Matt détourna le regard et se plongea dans la contemplation d’un feu tricolore.
Neil les dévisagea, interloqué. S’il ne posait pas de question, il ne saurait jamais.
— C’est qui… Il lui est arrivé quoi, à cette Inès ?
Les deux filles torpillèrent Matt du regard. Allons, bon. Sujet tabou ?
— Ça ne sert à rien d’essayer de renouer le dialogue avec moi si c’est pour me
cacher des informations, s’impatienta-t-il. Autant laisser la situation telle quelle. Ça me
va très bien.
Sa voix sonna trop amère, mais tant pis. Ça lui ferait moins mal de vivre seul dans
son coin, que de se faire des amis pour découvrir par la suite qu’ils lui taisaient des
choses qu’il aurait dû savoir. Il le prendrait probablement comme une trahison. Il n’avait
plus envie de ressentir ce genre d’émotions saumâtres. Ç’avait été trop douloureux avec
Chelsea.
De plus, il n’aimait être aux prises avec sa conscience. Lui aussi leur taisait des
choses. Certes, c’était par nécessité, mais il n’en restait pas moins qu’il était mal placé
pour leur en faire le reproche. Autant tracer sa route, finalement. Lyn le devança :
— Parfait ! asséna-t-elle d’un ton cassant. On s’en va.
— Inès a fini par quitter le lycée, poussée à bout par les Efraïm. Surtout Eliam.

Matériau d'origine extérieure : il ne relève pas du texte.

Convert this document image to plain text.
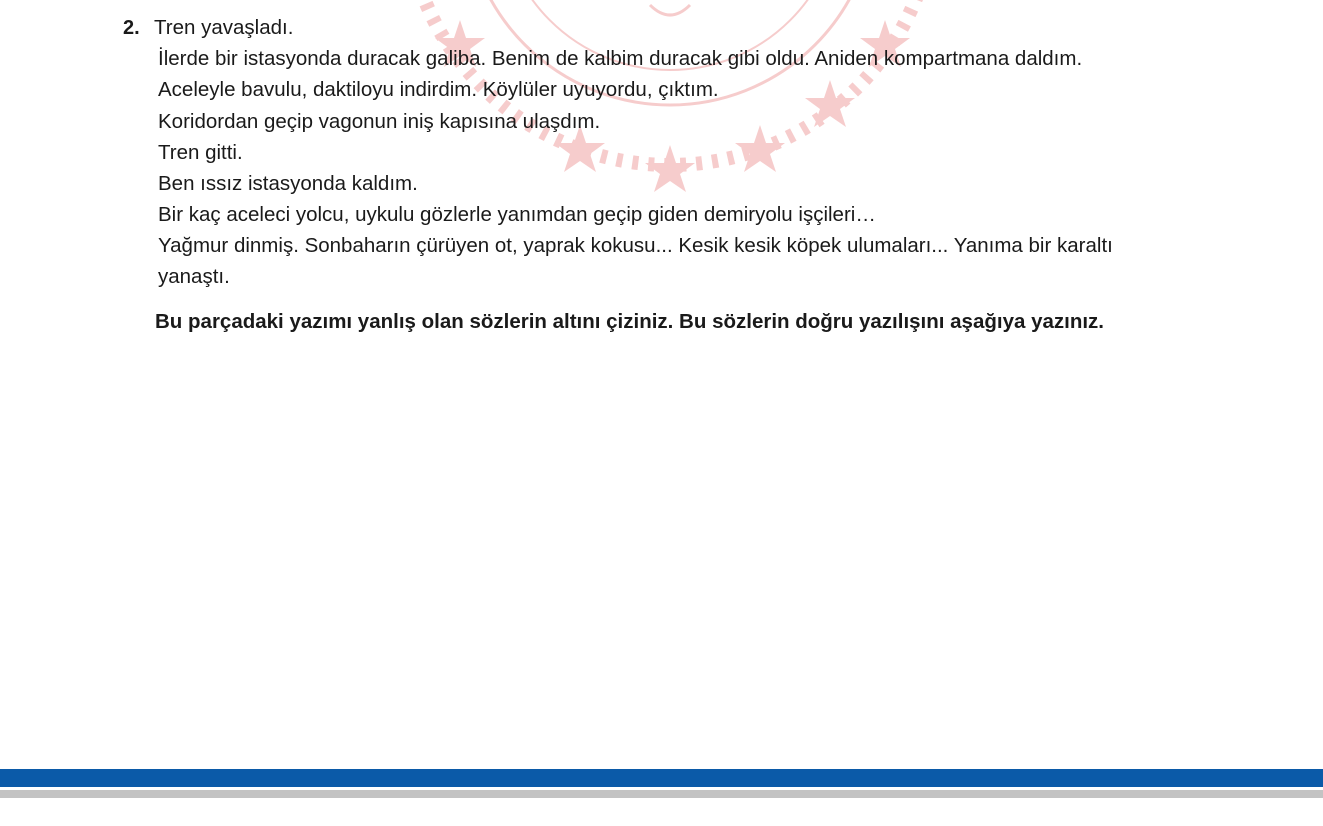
2. Tren yavaşladı.
İlerde bir istasyonda duracak galiba. Benim de kalbim duracak gibi oldu. Aniden kompartmana daldım.
Aceleyle bavulu, daktiloyu indirdim. Köylüler uyuyordu, çıktım.
Koridordan geçip vagonun iniş kapısına ulaşdım.
Tren gitti.
Ben ıssız istasyonda kaldım.
Bir kaç aceleci yolcu, uykulu gözlerle yanımdan geçip giden demiryolu işçileri…
Yağmur dinmiş. Sonbaharın çürüyen ot, yaprak kokusu... Kesik kesik köpek ulumaları... Yanıma bir karaltı
yanaştı.
Bu parçadaki yazımı yanlış olan sözlerin altını çiziniz. Bu sözlerin doğru yazılışını aşağıya yazınız.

La révélation de Vanessa figea le mouvement de Neil. Elle se dégagea avec
brusquerie alors que Lyn tirait sur sa manche.
— J’en ai marre de vivre sous leur coupe comme une souris terrorisée, Lyn.
Maintenant que leur grand-frère est parti, ils vont reprendre le flambeau. Ça sera
d’autant plus rapide et facile pour eux si on laisse faire.
— Mais je ne veux pas qu’il t’arrive des bricoles. Tu peux le comprendre, ça ?
tempêta Lyn. Je ne pourrai rien faire s’ils s’en prennent aussi à toi ! cria-t-elle, au bord
des larmes.
— Pourquoi vous n’en parlez pas aux profs, s’ils tyrannisent tout le monde ?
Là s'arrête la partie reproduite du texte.